Mobile devices in today’s context express part of individuals’ own values, affiliations, identity and individuality through their choice and use (Traxler, 2010). Still their integration into teaching and learning has been more gradual, as educators need to understand how mobile technology can be effectively used to support various kinds of learning (Kukulska – Hulme & Shield, 2008), and develop effective methods, techniques, and materials for mobile assisted language learning.
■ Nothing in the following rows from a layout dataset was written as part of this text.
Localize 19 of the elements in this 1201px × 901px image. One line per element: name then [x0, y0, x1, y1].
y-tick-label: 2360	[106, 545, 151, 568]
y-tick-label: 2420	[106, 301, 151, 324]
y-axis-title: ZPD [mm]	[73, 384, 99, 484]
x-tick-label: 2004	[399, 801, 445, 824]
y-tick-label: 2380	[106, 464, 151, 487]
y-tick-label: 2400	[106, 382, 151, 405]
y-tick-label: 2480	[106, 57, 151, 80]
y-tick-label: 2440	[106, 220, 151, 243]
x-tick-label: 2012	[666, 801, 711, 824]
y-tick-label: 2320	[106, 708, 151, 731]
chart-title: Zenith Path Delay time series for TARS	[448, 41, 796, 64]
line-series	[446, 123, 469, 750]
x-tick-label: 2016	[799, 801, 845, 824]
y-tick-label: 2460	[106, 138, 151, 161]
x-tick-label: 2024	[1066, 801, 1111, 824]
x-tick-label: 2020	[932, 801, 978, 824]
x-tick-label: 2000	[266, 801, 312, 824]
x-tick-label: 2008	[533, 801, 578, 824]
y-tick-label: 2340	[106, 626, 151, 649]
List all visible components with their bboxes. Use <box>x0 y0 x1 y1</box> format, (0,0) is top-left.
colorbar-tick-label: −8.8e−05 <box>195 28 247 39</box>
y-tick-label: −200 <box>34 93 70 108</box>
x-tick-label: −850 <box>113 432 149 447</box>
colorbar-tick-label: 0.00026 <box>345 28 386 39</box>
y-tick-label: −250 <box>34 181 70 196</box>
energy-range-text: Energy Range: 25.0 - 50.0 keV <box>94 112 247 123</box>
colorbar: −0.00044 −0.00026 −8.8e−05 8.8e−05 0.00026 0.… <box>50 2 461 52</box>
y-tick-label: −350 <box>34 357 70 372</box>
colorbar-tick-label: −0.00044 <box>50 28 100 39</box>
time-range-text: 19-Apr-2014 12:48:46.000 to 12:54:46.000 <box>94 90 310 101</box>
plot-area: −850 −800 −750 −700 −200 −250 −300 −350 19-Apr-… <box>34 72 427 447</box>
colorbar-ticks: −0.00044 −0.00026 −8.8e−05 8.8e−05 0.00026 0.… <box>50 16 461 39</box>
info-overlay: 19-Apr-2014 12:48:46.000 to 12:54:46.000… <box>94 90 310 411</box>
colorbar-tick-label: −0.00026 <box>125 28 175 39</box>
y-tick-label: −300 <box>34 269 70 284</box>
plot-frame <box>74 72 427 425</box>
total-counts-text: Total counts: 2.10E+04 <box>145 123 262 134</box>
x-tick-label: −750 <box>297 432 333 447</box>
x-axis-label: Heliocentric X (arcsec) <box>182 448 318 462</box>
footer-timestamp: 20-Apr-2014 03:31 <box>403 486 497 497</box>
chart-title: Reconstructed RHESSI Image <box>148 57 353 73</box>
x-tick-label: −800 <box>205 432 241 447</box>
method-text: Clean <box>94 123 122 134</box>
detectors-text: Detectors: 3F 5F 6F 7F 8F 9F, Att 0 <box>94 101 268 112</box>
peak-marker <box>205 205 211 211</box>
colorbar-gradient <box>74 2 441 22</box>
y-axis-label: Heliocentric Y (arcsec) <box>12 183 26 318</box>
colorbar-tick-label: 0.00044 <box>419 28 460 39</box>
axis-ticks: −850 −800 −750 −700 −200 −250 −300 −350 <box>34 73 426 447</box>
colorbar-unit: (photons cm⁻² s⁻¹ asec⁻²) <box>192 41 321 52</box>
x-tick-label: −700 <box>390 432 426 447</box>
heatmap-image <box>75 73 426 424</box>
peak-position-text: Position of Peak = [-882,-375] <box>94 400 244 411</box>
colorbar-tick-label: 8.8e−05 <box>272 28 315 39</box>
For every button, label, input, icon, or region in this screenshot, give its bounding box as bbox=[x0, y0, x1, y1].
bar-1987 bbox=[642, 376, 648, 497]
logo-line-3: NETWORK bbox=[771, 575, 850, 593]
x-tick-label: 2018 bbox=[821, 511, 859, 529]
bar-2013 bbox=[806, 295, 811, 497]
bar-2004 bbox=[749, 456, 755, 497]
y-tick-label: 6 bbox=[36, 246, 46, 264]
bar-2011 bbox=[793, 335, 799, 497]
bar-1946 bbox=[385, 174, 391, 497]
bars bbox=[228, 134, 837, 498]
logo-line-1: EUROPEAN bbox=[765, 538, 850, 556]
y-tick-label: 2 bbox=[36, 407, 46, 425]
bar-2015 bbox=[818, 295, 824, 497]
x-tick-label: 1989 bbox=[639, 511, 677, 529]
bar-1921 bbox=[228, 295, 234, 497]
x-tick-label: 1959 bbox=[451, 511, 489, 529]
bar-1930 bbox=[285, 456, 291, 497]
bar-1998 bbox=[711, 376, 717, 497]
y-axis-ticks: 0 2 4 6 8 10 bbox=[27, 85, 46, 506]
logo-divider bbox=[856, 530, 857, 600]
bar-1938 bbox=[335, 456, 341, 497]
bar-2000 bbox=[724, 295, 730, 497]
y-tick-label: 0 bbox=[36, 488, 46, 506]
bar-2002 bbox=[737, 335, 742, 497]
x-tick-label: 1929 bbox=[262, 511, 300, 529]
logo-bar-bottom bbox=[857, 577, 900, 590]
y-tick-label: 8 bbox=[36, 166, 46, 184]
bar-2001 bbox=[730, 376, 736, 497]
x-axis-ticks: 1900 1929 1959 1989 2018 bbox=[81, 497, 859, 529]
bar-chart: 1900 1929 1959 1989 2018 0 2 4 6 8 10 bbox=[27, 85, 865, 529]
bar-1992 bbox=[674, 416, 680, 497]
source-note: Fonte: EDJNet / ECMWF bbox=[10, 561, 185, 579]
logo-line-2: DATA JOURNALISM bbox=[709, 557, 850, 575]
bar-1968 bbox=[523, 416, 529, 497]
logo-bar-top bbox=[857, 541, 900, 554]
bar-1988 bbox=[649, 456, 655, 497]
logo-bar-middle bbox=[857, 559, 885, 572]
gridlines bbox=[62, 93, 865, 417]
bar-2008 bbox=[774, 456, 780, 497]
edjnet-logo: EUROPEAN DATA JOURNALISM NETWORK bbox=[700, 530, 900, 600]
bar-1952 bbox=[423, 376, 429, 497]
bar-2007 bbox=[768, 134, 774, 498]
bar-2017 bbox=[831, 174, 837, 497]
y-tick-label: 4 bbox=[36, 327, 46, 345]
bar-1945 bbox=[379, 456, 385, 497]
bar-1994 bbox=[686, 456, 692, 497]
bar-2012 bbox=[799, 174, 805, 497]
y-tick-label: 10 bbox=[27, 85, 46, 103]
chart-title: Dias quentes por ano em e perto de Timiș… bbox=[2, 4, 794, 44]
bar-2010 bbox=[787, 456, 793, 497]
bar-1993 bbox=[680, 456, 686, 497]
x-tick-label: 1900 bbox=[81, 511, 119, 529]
Mobile assisted language learning (MALL) refers to mobile technology use for learning language. It originates from mobile learning (mLearning) and can be seen as a specialization of that field. Definitions vary, for example by emphasizing either the use of small, portable computing devices (Zhang, Xiong, & Luo, 2007), or learner mobility and their possibilities to engage in educational activities without being connected to specific physical settings (Kukulska-Hulme, 2005). There are also differences with respect to focusing on learning or teaching, as well as learning theories, ranging from individualist ones (such as behaviorism) to constructivist, constructionist and social learning theories. Clearly both technology and people can be mobile, and clearly also the field as a whole needs to include both student and teacher focus. For the purpose of this paper we hence define mLearning as “a process of coming to know through conversations across multiple contexts among people and personal interactive technologies” (Sharples, Taylor, & Vavoula, 2005, p. 225), with a specific focus on context. This is a definition with the student/technology user at the centre, a constructionist approach, and a recognition of social context as crucial for learning. The role of technology in these explorations and conversations is to help the user/student create a system of meaning making. Mobile technologies are more pervasive than previous computer technologies in that they are woven into all the times and places of individuals’ lives creating a place, a physical and a virtual space of conversational interaction, and an “extension of physical space through the creation and juxtaposition of a mobile social place” (Traxler, 2010, p.151). The technology to assist in this “process of coming to know” includes any kind of handheld mobile devices such as cell phones, personal digital assistants (PDAs), smartphones, pads, pods, netbooks, media-players, in-car satellite navigation etc. Laptops are today typically not considered mobile in this context. While they obviously are to some extent, we exclude them from this paper, and, in lack of the strict definition, refer to “mobile” anything that can be used when working around (Viberg & Grönlund, 2012).